Search engine Cuil launched this Monday. Cuil is the brainchild of Anna Patterson, who sold her last internet search technology to Google in 2004. This time, she believes that the technology is more valuable and she is not planning to sell it. We wonder, is this a Google competing internet revolution, or just another search engine?
Yet another search engine?
Not really. Cuil (pronounced ‘cool’), is backed with VC investments of $33 million dollars (€21 million). The search engine not only applies link analysis and traffic ranking, but analyzes context and displays similar results in groups and categories. With help of The Internet Archive, Cuil is supposed to have the biggest index of the web. “Cuil searches more pages on the Web than anyone else—three times as many as Google and ten times as many as Microsoft.”
Cuil’s Key features
- Biggest Internet search engine Cuil has indexed 120 billion Web pages, 3x more than any other search engine
- Organized results Cuil’s magazine-style layout separates results by subject and allows further search by concept or category
- Different results Unlike other search engines, Cuil ranks results by the content on each page, not its popularity
- Complete privacy protection Cuil does not keep any personally identifiable information on users or their search histories
The technology was designed by a team with a lot of experience in search, as stated: Anna Patterson has worked at Google as a search engine architect and leader of the page ranking team. She leads the Cuil team together with her husband, Mr. Costello, who researched and developed search engines at Stanford and IBM. They founded Cuil together with Russell Power, Anna’s former colleague from Google.

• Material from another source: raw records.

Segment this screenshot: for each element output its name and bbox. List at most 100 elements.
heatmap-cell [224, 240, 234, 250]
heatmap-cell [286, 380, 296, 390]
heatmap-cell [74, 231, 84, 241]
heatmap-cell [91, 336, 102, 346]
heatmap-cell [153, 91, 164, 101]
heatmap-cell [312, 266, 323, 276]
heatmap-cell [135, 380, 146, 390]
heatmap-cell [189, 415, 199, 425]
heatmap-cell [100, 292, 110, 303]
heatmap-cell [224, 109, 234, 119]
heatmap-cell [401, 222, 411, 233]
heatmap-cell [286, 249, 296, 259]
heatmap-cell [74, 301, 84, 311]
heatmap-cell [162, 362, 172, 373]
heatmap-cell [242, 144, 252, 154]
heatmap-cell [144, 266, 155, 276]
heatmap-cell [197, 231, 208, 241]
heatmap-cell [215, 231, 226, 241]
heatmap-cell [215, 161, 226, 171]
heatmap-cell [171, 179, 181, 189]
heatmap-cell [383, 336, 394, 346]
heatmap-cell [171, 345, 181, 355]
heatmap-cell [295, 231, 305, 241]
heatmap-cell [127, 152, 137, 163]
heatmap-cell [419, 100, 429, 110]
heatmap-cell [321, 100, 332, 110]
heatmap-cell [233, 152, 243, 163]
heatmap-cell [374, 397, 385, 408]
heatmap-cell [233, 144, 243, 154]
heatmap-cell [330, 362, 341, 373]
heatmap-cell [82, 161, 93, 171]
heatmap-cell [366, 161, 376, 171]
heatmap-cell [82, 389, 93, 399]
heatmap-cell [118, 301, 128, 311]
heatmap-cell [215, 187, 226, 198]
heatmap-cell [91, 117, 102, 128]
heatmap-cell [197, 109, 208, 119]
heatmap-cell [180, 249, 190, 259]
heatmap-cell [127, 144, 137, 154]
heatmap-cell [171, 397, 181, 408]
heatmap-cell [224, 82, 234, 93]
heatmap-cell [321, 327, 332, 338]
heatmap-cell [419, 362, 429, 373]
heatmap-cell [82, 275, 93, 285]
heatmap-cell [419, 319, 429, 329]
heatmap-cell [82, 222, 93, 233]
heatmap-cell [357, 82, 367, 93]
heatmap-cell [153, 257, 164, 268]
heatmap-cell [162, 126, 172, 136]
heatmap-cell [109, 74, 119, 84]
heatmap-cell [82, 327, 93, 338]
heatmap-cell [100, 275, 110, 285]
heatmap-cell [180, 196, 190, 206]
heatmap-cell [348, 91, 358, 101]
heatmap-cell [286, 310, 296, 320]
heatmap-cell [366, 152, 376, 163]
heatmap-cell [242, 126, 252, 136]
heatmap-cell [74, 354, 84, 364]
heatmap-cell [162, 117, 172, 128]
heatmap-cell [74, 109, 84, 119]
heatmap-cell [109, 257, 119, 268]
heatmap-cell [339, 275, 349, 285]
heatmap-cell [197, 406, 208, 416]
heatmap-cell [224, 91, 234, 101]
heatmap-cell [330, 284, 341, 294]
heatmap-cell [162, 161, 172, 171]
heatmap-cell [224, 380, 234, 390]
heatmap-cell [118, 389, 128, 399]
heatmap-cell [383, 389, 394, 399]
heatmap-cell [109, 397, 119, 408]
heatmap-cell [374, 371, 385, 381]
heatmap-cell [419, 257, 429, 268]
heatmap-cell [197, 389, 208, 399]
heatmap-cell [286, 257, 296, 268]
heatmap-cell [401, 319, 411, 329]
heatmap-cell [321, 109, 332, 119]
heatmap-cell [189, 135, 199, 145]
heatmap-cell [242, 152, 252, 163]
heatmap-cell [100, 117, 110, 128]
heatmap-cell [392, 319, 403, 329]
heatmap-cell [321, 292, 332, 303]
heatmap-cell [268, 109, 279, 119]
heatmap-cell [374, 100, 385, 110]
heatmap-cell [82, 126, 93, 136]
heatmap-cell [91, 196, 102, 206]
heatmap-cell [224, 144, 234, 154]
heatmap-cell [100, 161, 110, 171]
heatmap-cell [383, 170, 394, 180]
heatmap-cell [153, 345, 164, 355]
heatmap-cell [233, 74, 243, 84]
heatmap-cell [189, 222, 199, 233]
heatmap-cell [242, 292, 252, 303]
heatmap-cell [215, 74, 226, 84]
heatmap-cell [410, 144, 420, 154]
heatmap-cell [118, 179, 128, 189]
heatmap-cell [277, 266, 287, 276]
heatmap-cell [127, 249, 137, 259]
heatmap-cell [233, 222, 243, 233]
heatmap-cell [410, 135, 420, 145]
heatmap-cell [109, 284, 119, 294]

First impressions; amount of search results
Results turn out to be not really relevant, but we have to keep in mind that the site has been released just a few hours ago. An example is when we searched for “the next web”, we couldn’t find any results, however “next web” gave relevant results.
The picture you see here is a relative measurement of search results. The red bar is Google, blue is Cuil. When looking at the number of search results, we find that Google’s results are much, much more extensive. I want to emphasize that its not about the amount of the index, but the relevant results. So far, Cuil does not seem to be relevant in its results. Let’s give it a bit more time, and measure its effectiveness in a month or so.